Leigh said (via Paula):
"It is my opinion that grammar should come first, because everyone
writes..."

I'd like to agree with her, but I have to tweak the statement a bit first:

"Grammar should come [to writers' attention], because everyone writes
publicly sometimes..." *

It's just that 'first' that I worry about. Seems to me that putting
emphasis on grammar as *preparatory* to good writing is, ironically
perhaps, exactly what thwarts the developmentof grammar competency.
Grammar skill is *simultaneous* to writing development. It is intertwined
in the process and in writing's speech ancestry. By foregrounding it,
abstracting it, emphasizing it, we yank it out if its natural context and
make it a Big Deal. People freak out about it & paralyze their own
well-developed literacy skills.
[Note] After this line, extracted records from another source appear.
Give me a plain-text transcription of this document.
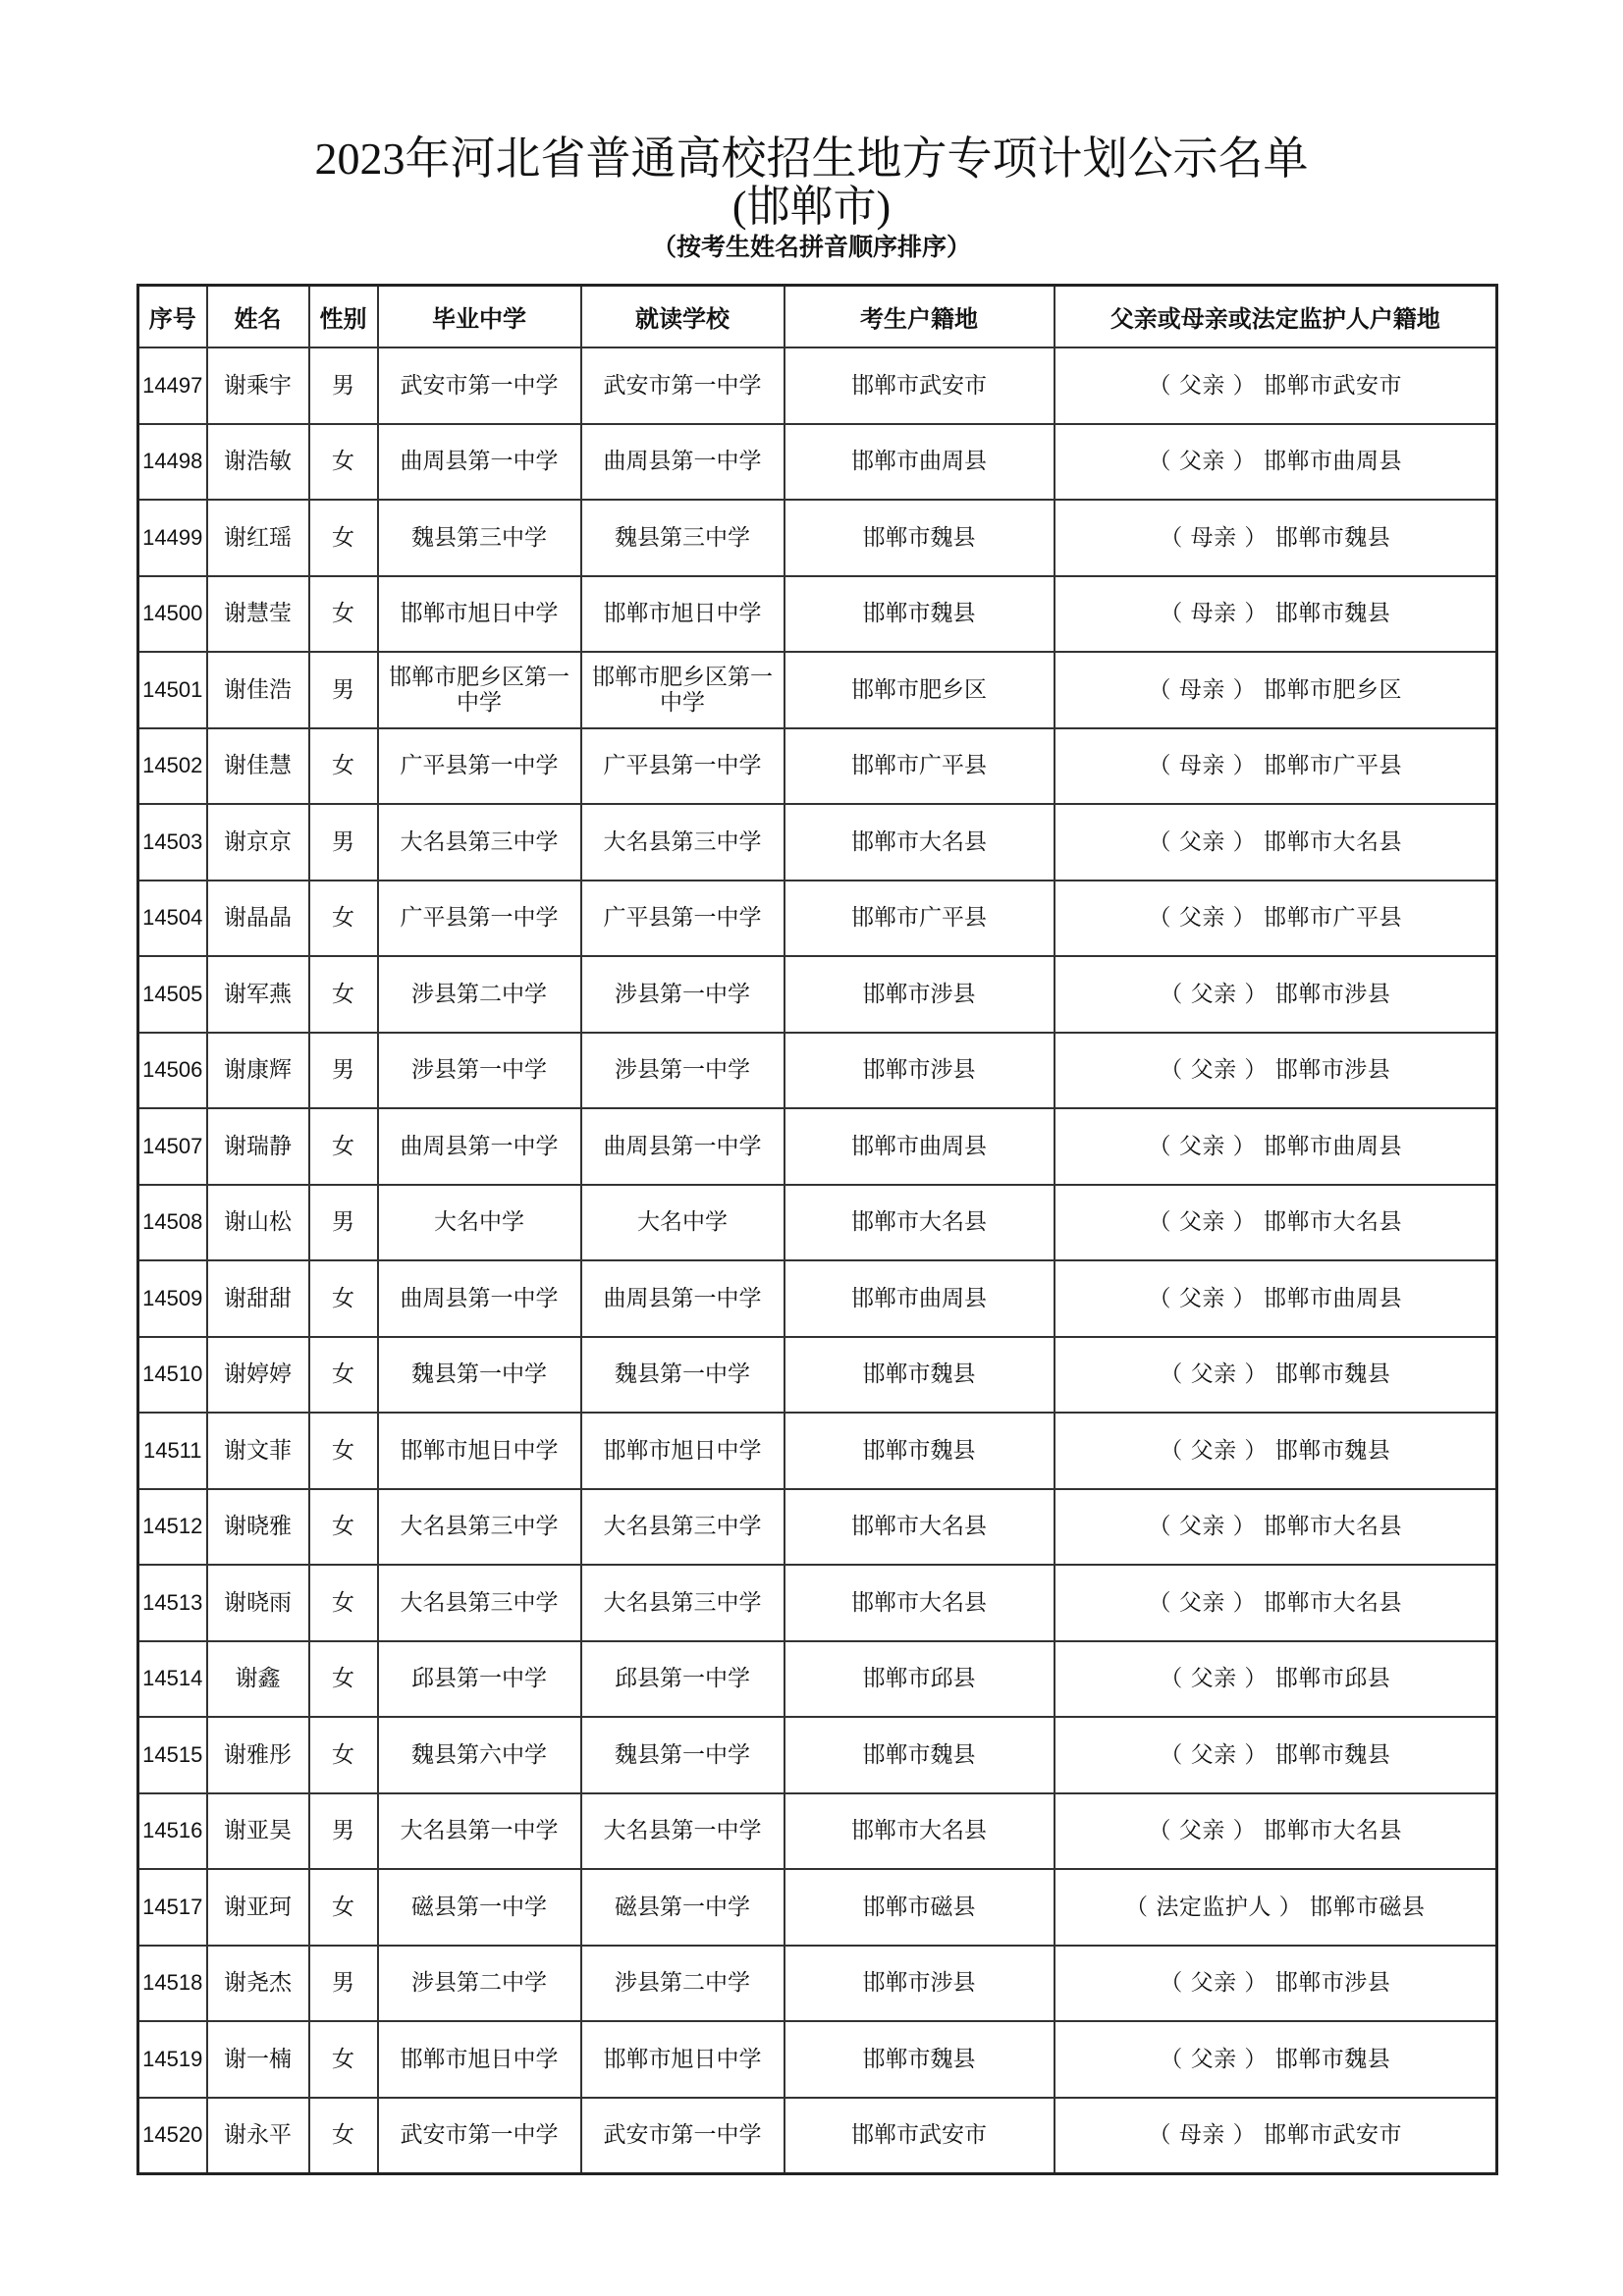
2023年河北省普通高校招生地方专项计划公示名单
(邯郸市)
（按考生姓名拼音顺序排序）
序号	姓名	性别	毕业中学	就读学校	考生户籍地	父亲或母亲或法定监护人户籍地
14497	谢乘宇	男	武安市第一中学	武安市第一中学	邯郸市武安市	（ 父亲 ） 邯郸市武安市
14498	谢浩敏	女	曲周县第一中学	曲周县第一中学	邯郸市曲周县	（ 父亲 ） 邯郸市曲周县
14499	谢红瑶	女	魏县第三中学	魏县第三中学	邯郸市魏县	（ 母亲 ） 邯郸市魏县
14500	谢慧莹	女	邯郸市旭日中学	邯郸市旭日中学	邯郸市魏县	（ 母亲 ） 邯郸市魏县
14501	谢佳浩	男	邯郸市肥乡区第一中学	邯郸市肥乡区第一中学	邯郸市肥乡区	（ 母亲 ） 邯郸市肥乡区
14502	谢佳慧	女	广平县第一中学	广平县第一中学	邯郸市广平县	（ 母亲 ） 邯郸市广平县
14503	谢京京	男	大名县第三中学	大名县第三中学	邯郸市大名县	（ 父亲 ） 邯郸市大名县
14504	谢晶晶	女	广平县第一中学	广平县第一中学	邯郸市广平县	（ 父亲 ） 邯郸市广平县
14505	谢军燕	女	涉县第二中学	涉县第一中学	邯郸市涉县	（ 父亲 ） 邯郸市涉县
14506	谢康辉	男	涉县第一中学	涉县第一中学	邯郸市涉县	（ 父亲 ） 邯郸市涉县
14507	谢瑞静	女	曲周县第一中学	曲周县第一中学	邯郸市曲周县	（ 父亲 ） 邯郸市曲周县
14508	谢山松	男	大名中学	大名中学	邯郸市大名县	（ 父亲 ） 邯郸市大名县
14509	谢甜甜	女	曲周县第一中学	曲周县第一中学	邯郸市曲周县	（ 父亲 ） 邯郸市曲周县
14510	谢婷婷	女	魏县第一中学	魏县第一中学	邯郸市魏县	（ 父亲 ） 邯郸市魏县
14511	谢文菲	女	邯郸市旭日中学	邯郸市旭日中学	邯郸市魏县	（ 父亲 ） 邯郸市魏县
14512	谢晓雅	女	大名县第三中学	大名县第三中学	邯郸市大名县	（ 父亲 ） 邯郸市大名县
14513	谢晓雨	女	大名县第三中学	大名县第三中学	邯郸市大名县	（ 父亲 ） 邯郸市大名县
14514	谢鑫	女	邱县第一中学	邱县第一中学	邯郸市邱县	（ 父亲 ） 邯郸市邱县
14515	谢雅彤	女	魏县第六中学	魏县第一中学	邯郸市魏县	（ 父亲 ） 邯郸市魏县
14516	谢亚昊	男	大名县第一中学	大名县第一中学	邯郸市大名县	（ 父亲 ） 邯郸市大名县
14517	谢亚珂	女	磁县第一中学	磁县第一中学	邯郸市磁县	（ 法定监护人 ） 邯郸市磁县
14518	谢尧杰	男	涉县第二中学	涉县第二中学	邯郸市涉县	（ 父亲 ） 邯郸市涉县
14519	谢一楠	女	邯郸市旭日中学	邯郸市旭日中学	邯郸市魏县	（ 父亲 ） 邯郸市魏县
14520	谢永平	女	武安市第一中学	武安市第一中学	邯郸市武安市	（ 母亲 ） 邯郸市武安市
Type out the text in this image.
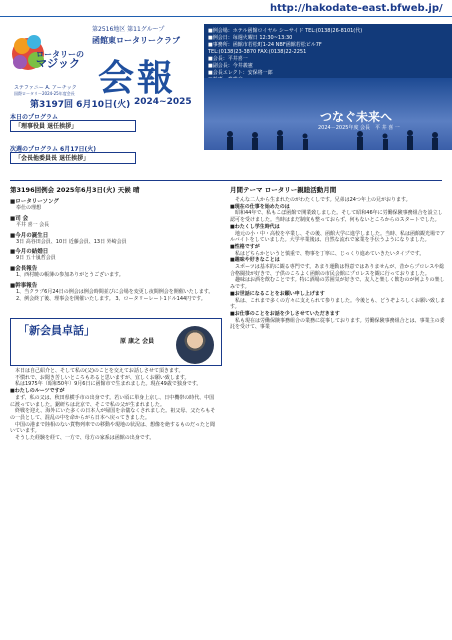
http://hakodate-east.bfweb.jp/
ロータリーの
マジック
ステファニー A. アーチック
国際ロータリー2024-25年度会長
第2516地区 第11グループ
函館東ロータリークラブ
会報
第3197回 6月10日(火) 2024~2025
■例会場：ホテル函館ロイヤル シーサイド TEL:(0138)26-8101(代)
■例会日：毎週火曜日 12:30~13:30
■事務所：函館市若松町1-24 NBF函館若松ビル7F
TEL:(0138)23-3870 FAX:(0138)22-2251
■会長：平井喜一
■副会長：今井義憲
■会長エレクト：安保将一郎
つなぐ未来へ
2024－2025年度 会長　平 井 喜 一
本日のプログラム
「理事役員 退任挨拶」
次週のプログラム 6月17日(火)
「会長他委員長 退任挨拶」
第3196回例会 2025年6月3日(火) 天候 晴
■ロータリーソング
奉仕の理想
■司 会
平井 喜一 会長
■今月の誕生日
3日 高谷田会員、10日 近藤会員、13日 外崎会員
■今月の結婚日
9日 五十嵐哲会員
■会長報告
1、西村暁の帳簿の参加ありがとうございます。
■幹事報告
1、当クラブ6月24日の例会は例会時間並びに会場を変更し夜間例会を開催いたします。 2、例会終了後、理事会を開催いたします。 3、ロータリーレート1ドル144円です。
「新会員卓話」
原 康之 会員
本日は自己紹介と、そして私の(父)のことを交えてお話しさせて頂きます。
不慣れで、お聞き苦しいところもあると思いますが、宜しくお願い致します。
私は1975年（昭和50年）9月6日に函館市で生まれました。現在49歳で独身です。
■わたしのルーツですが
まず、私の父は、秋田県横手市の出身です。若い頃に単身上京し、日中機帯の時代、中国に渡っていました。鋸研ちは北京で、そこで私の父が生まれました。
終戦を迎え、海外にいた多くの日本人が帰国を余儀なくされました。祖父母、父たちもその一員として、混乱の中を命からがら日本へ戻ってきました。
中国の港まで陸相のない貨物列車での移動や現地の状況は、想像を絶するものだったと聞いています。
そうした経験を経て、一方で、母方の家系は函館の出身です。
月間テーマ ロータリー親睦活動月間
そんな二人から生まれたのがわたくしです。兄弟は24つ年上の兄がおります。
■現在の仕事を始めたのは
昭和44年で、私もこぼ函館で開業致しました。そして昭和46年に労働保険事務組合を設立し認可を受けました。当時はまだ制度も整っておらず、何もないところからのスタートでした。
■わたくし学生時代は
地元の小・中・高校を卒業し、その後、函館大学に進学しました。当時、私は函館観光場でアルバイトをしていました。大学卒業後は、自然な流れで家業を手伝うようになりました。
■性格ですが
私はどちらかというと慎重で、物事を丁寧に、じっくり進めていきたいタイプです。
■趣味や好きなことは
スポーツは基本的に観る専門です。あまり運動は得意ではありませんが、昔からプロレスや総合格闘技が好きで、子供のころよく函館の市民会館にプロレスを観に行っておりました。
趣味はお酒を飲むことです。特に酒場の雰囲気が好きで、友人と楽しく飲むのが何よりの楽しみです。
■お世話になることをお願い申し上げます
私は、これまで多くの方々に支えられて参りました。今後とも、どうぞよろしくお願い致します。
■お仕事のことをお話を少しさせていただきます
私も現在は労働保険事務組合の業務に従事しております。労働保険事務組合とは、事業主の委託を受けて、事業
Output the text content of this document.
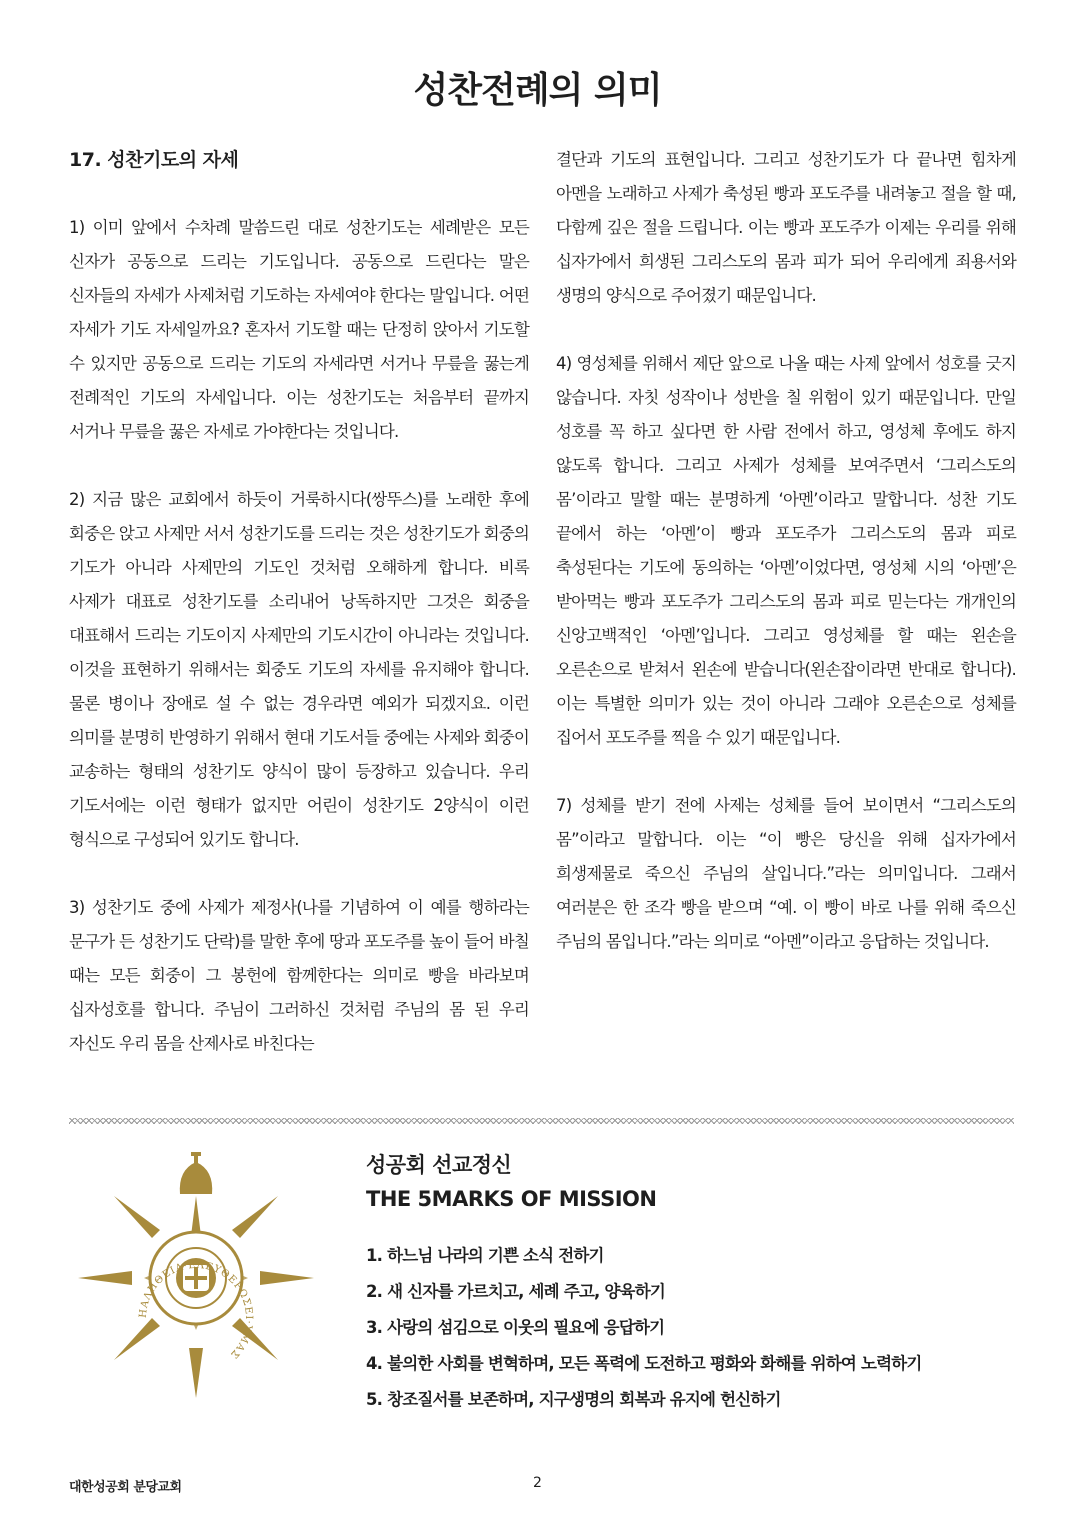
성찬전례의 의미

17. 성찬기도의 자세

1) 이미 앞에서 수차례 말씀드린 대로 성찬기도는 세례받은 모든 신자가 공동으로 드리는 기도입니다. 공동으로 드린다는 말은 신자들의 자세가 사제처럼 기도하는 자세여야 한다는 말입니다. 어떤 자세가 기도 자세일까요? 혼자서 기도할 때는 단정히 앉아서 기도할 수 있지만 공동으로 드리는 기도의 자세라면 서거나 무릎을 꿇는게 전례적인 기도의 자세입니다. 이는 성찬기도는 처음부터 끝까지 서거나 무릎을 꿇은 자세로 가야한다는 것입니다.

2) 지금 많은 교회에서 하듯이 거룩하시다(쌍뚜스)를 노래한 후에 회중은 앉고 사제만 서서 성찬기도를 드리는 것은 성찬기도가 회중의 기도가 아니라 사제만의 기도인 것처럼 오해하게 합니다. 비록 사제가 대표로 성찬기도를 소리내어 낭독하지만 그것은 회중을 대표해서 드리는 기도이지 사제만의 기도시간이 아니라는 것입니다. 이것을 표현하기 위해서는 회중도 기도의 자세를 유지해야 합니다. 물론 병이나 장애로 설 수 없는 경우라면 예외가 되겠지요. 이런 의미를 분명히 반영하기 위해서 현대 기도서들 중에는 사제와 회중이 교송하는 형태의 성찬기도 양식이 많이 등장하고 있습니다. 우리 기도서에는 이런 형태가 없지만 어린이 성찬기도 2양식이 이런 형식으로 구성되어 있기도 합니다.

3) 성찬기도 중에 사제가 제정사(나를 기념하여 이 예를 행하라는 문구가 든 성찬기도 단락)를 말한 후에 땅과 포도주를 높이 들어 바칠 때는 모든 회중이 그 봉헌에 함께한다는 의미로 빵을 바라보며 십자성호를 합니다. 주님이 그러하신 것처럼 주님의 몸 된 우리 자신도 우리 몸을 산제사로 바친다는

결단과 기도의 표현입니다. 그리고 성찬기도가 다 끝나면 힘차게 아멘을 노래하고 사제가 축성된 빵과 포도주를 내려놓고 절을 할 때, 다함께 깊은 절을 드립니다. 이는 빵과 포도주가 이제는 우리를 위해 십자가에서 희생된 그리스도의 몸과 피가 되어 우리에게 죄용서와 생명의 양식으로 주어졌기 때문입니다.

4) 영성체를 위해서 제단 앞으로 나올 때는 사제 앞에서 성호를 긋지 않습니다. 자칫 성작이나 성반을 칠 위험이 있기 때문입니다. 만일 성호를 꼭 하고 싶다면 한 사람 전에서 하고, 영성체 후에도 하지 않도록 합니다. 그리고 사제가 성체를 보여주면서 ‘그리스도의 몸’이라고 말할 때는 분명하게 ‘아멘’이라고 말합니다. 성찬 기도 끝에서 하는 ‘아멘’이 빵과 포도주가 그리스도의 몸과 피로 축성된다는 기도에 동의하는 ‘아멘’이었다면, 영성체 시의 ‘아멘’은 받아먹는 빵과 포도주가 그리스도의 몸과 피로 믿는다는 개개인의 신앙고백적인 ‘아멘’입니다. 그리고 영성체를 할 때는 왼손을 오른손으로 받쳐서 왼손에 받습니다(왼손잡이라면 반대로 합니다). 이는 특별한 의미가 있는 것이 아니라 그래야 오른손으로 성체를 집어서 포도주를 찍을 수 있기 때문입니다.

7) 성체를 받기 전에 사제는 성체를 들어 보이면서 “그리스도의 몸”이라고 말합니다. 이는 “이 빵은 당신을 위해 십자가에서 희생제물로 죽으신 주님의 살입니다.”라는 의미입니다. 그래서 여러분은 한 조각 빵을 받으며 “예. 이 빵이 바로 나를 위해 죽으신 주님의 몸입니다.”라는 의미로 “아멘”이라고 응답하는 것입니다.

ΗΑΛΗΘΕΙΑ·ΕΛΕΥΘΕΡΩΣΕΙ·ΥΜΑΣ

성공회 선교정신

THE 5MARKS OF MISSION

1. 하느님 나라의 기쁜 소식 전하기
2. 새 신자를 가르치고, 세례 주고, 양육하기
3. 사랑의 섬김으로 이웃의 필요에 응답하기
4. 불의한 사회를 변혁하며, 모든 폭력에 도전하고 평화와 화해를 위하여 노력하기
5. 창조질서를 보존하며, 지구생명의 회복과 유지에 헌신하기
대한성공회 분당교회	2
We *make* grammar a problem by putting too
much stress on it.

The grammar question really is not a matter of *whether* but of *how* and
*when*. And from the perspective of teachers, tutors, and trainers, it's a
more matter of pedagogy than composition. Should people who write in
public be concerned about the rhetorical effect of their grammar? Yes.
Should we put grammar *first* and concentrate on it in writing education?
No. 

Grammar competency comes with experience, with attention to and
understanding of rhetorical situations, and with the motivation to account
for audience expectations. It comes *with* those things, not before them.